The difficulty with words is that there are so many of them out there. And not all of them are good. If you are serious about the work you have to get better at telling the good ones from the bad. But why would you do that?
It turns out that high performing individuals are rare, and so are high performing organizations. And this is because the way we learn new things and apply them vary in how effective they are.
Most of the time we try and do what we’re doing better. This is called single-loop learning. If you make an omelette day after day then you’ll get better at making an omelette. That’s the same with form filling or doing a task at your work – you get better over time.
Getting even better starts with taking a step back and asking if the task you are doing is the right thing to do. Is it helping you achieve your goals? For example, a lot of people spend up working on tasks that customers don’t really care about. You might send out detailed emails that they don’t read, for example. If you find out what customers actually want and then send them that instead you’re starting to engage in double-loop learning – going from a task focus to figuring out the right thing to do.

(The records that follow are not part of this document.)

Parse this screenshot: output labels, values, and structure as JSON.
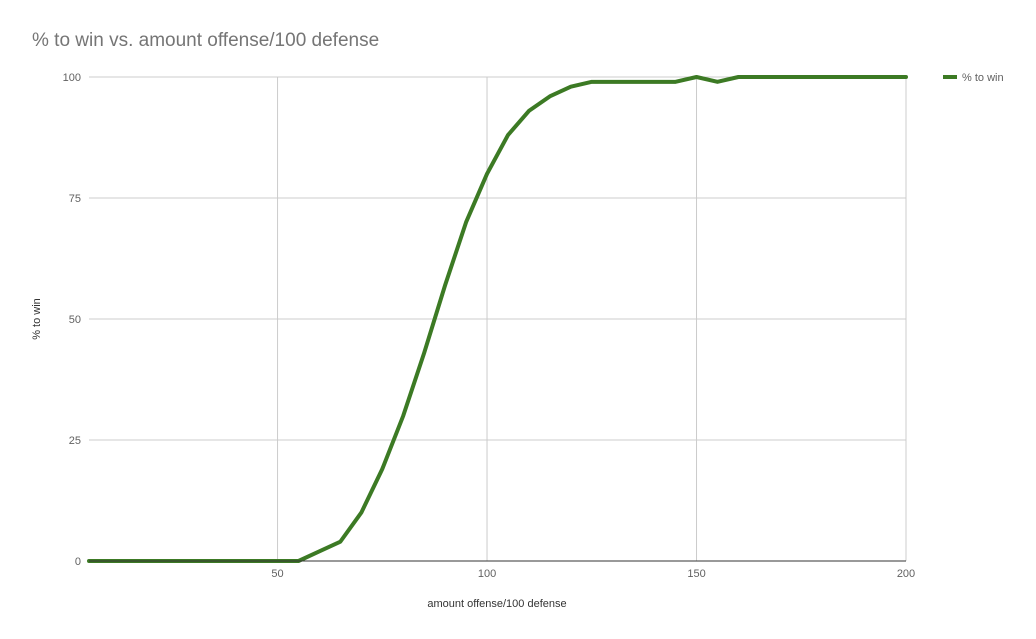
{
  "chart_data": {
    "type": "line",
    "title": "% to win vs. amount offense/100 defense",
    "xlabel": "amount offense/100 defense",
    "ylabel": "% to win",
    "xlim": [
      5,
      200
    ],
    "ylim": [
      0,
      100
    ],
    "x_ticks": [
      50,
      100,
      150,
      200
    ],
    "y_ticks": [
      0,
      25,
      50,
      75,
      100
    ],
    "grid": true,
    "legend_position": "right",
    "series": [
      {
        "name": "% to win",
        "color": "#3c7a24",
        "x": [
          5,
          10,
          15,
          20,
          25,
          30,
          35,
          40,
          45,
          50,
          55,
          60,
          65,
          70,
          75,
          80,
          85,
          90,
          95,
          100,
          105,
          110,
          115,
          120,
          125,
          130,
          135,
          140,
          145,
          150,
          155,
          160,
          165,
          170,
          175,
          180,
          185,
          190,
          195,
          200
        ],
        "y": [
          0,
          0,
          0,
          0,
          0,
          0,
          0,
          0,
          0,
          0,
          0,
          2,
          4,
          10,
          19,
          30,
          43,
          57,
          70,
          80,
          88,
          93,
          96,
          98,
          99,
          99,
          99,
          99,
          99,
          100,
          99,
          100,
          100,
          100,
          100,
          100,
          100,
          100,
          100,
          100
        ]
      }
    ]
  }
}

From there, it gets harder to improve. Higher order thinking, or triple-loop learning is something that high performing individuals and high performing organizations do but it’s not easy to get your head around.
The model that starts this post is one way to think about it.
It starts with being open to learning new stuff, from books and other resources and from others in your network who know more than you might. How much new knowledge have you gained since your last degree?
You need to be able to take that knowledge and move it into your own space – whether it’s to help you work better or to help your organization work better. And you often start with figuring out where the gaps are when it comes to doing the best job you can.
Getting to that working better part is a little like evolving, hopefully to something that adapts better to the situation you’re in. The variation-selection-retention cycle explains how this happens. Now that you’ve learned something new you pick something to try, a kind of experiment. Then you learn from that, and keep what works, what is best for you. It sounds simple, but it’s not easy to do, for a couple of reasons.
The first has to do with taking the time to think about and reflect on what’s going on. What are you trying to achieve, how well did your experiment work and what did you learn. What would you change? What would you keep?
This kind of reflection on what went well, what went badly and what you are going to do next is important if you want to be able to make a sustained improvements in your practice.
But there is always a problem, especially when you work with others. People don’t like change, especially change that they haven’t asked for. This will make them unhappy. It’s called adaptive tension, and you need to manage that. If you don’t then people will go back to the old ways of doing things as soon as they can because all your new ideas are simply a pain in the rear for them.
This is a big reason why large change projects fail, because consultants or leaders bring in new stuff without thinking through how the people affected will think and feel and react.
But if you can do these things then you’re engaging in higher order thinking, and you have the pieces in place to be a high performing individual or build a high performing team.